Gill, a native of Ilmewala, is a staff member at the Sierra Nevada Memorial Hospital and medical director of Spring Hill Manor on Joerschke Drive. He also has a private practice on Catherine Lane in Grass Valley.

Despite living in the U.S. for 17 years, Gill, 46, visits his native village every year and helps 50 poor families through various humanitarian projects. In past years, Gill has built public toilets and bathrooms, bought fans, refrigerators, bicycles, utensils and clothes for the families and even paid the dowry for a poor girl, Gill said.

“I have a kind of a relation with these poor people,” Gill said. “I’ve seen their needs and how local people (who are not financially disadvantaged) react to their needs. There is no one to help them.

“Moreover, if I was there as a doctor, I might have saved some lives. As I left them and came here, I had a moral obligation not to forget them and help them with their needs. They appreciate that too.”

The 50 families helped by Gill live on land donated by the Indian government, Gill said. They belong to the “scheduled caste” — a special social category created by the Indian government to designate underprivileged people belonging to lower castes.

Most families consist of four to five people who live in a two-room brick house with no bathrooms, Gill added.

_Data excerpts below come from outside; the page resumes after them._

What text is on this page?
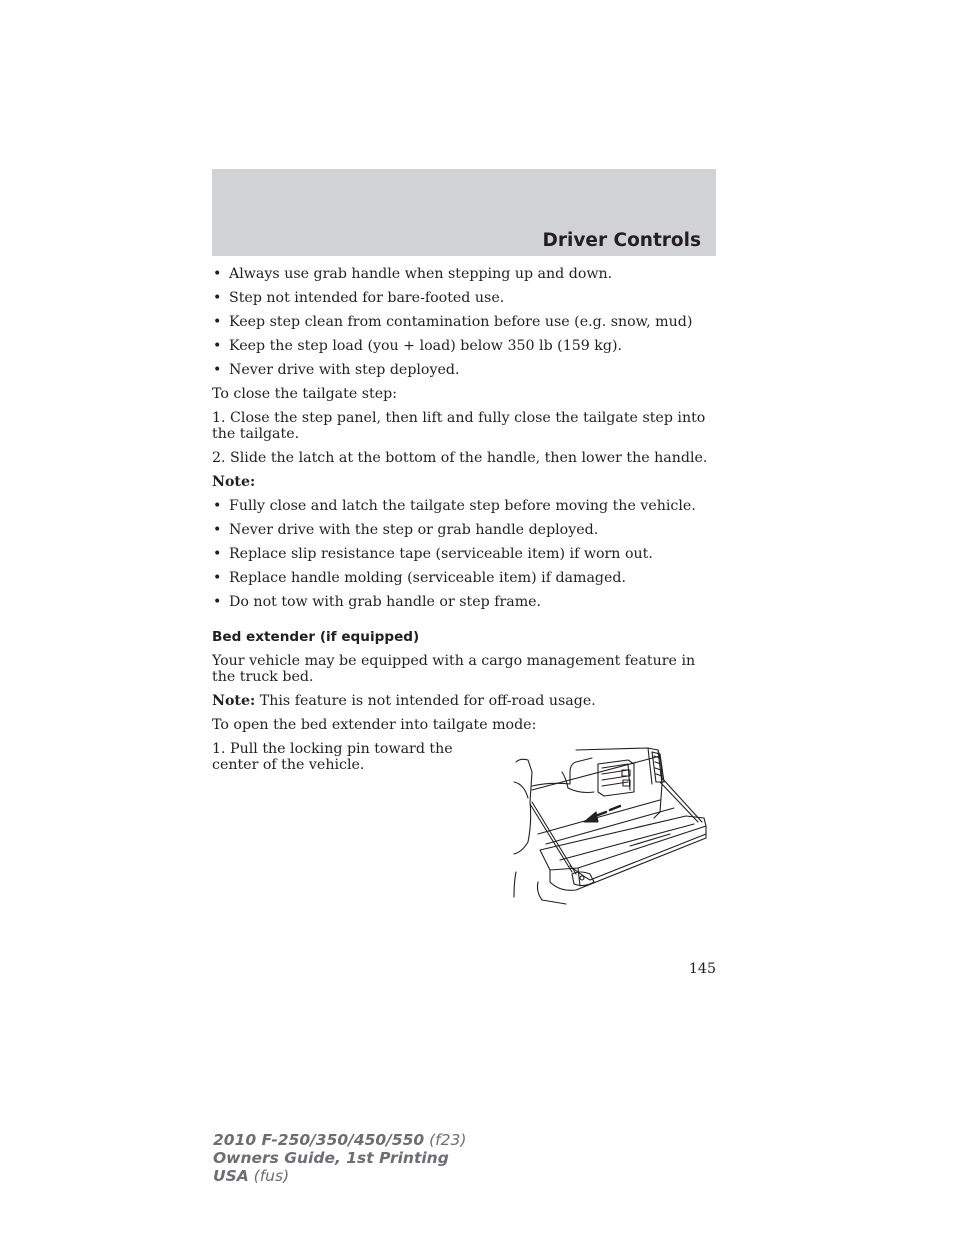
Driver Controls
• Always use grab handle when stepping up and down.
• Step not intended for bare-footed use.
• Keep step clean from contamination before use (e.g. snow, mud)
• Keep the step load (you + load) below 350 lb (159 kg).
• Never drive with step deployed.
To close the tailgate step:
1. Close the step panel, then lift and fully close the tailgate step into the tailgate.
2. Slide the latch at the bottom of the handle, then lower the handle.
Note:
• Fully close and latch the tailgate step before moving the vehicle.
• Never drive with the step or grab handle deployed.
• Replace slip resistance tape (serviceable item) if worn out.
• Replace handle molding (serviceable item) if damaged.
• Do not tow with grab handle or step frame.
Bed extender (if equipped)
Your vehicle may be equipped with a cargo management feature in the truck bed.
Note: This feature is not intended for off-road usage.
To open the bed extender into tailgate mode:
1. Pull the locking pin toward the center of the vehicle.
145
2010 F-250/350/450/550 (f23)
Owners Guide, 1st Printing
USA (fus)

“The men mostly work on farms and the women work as domestic help in houses,” Gill said.

On an average, the families have a meager monthly income of $75, he added.

In India, Gill is helped by the Lion’s Club as well as family members in accomplishing his projects, Gill said. On his next trip in July, Gill intends to buy electric meters and cell phones for the 50 families he helps, and also wants to treat sick people in his village, he said. Overall, Gill needs $10,000 of which he’s raised $2,500, he added.

Gill did his bachelor’s degree in medicine from the Government Medical College in Amritsar, Punjab. He then specialized in internal medicine from the Robert Wood Johnson University Hospital in New Jersey.

Gill moved with his family to Nevada County in 1997 from Jenkins, Ky., where he was chief of the community hospital. He now lives in The Cedars, a residential community on Highway 174 in Grass Valley.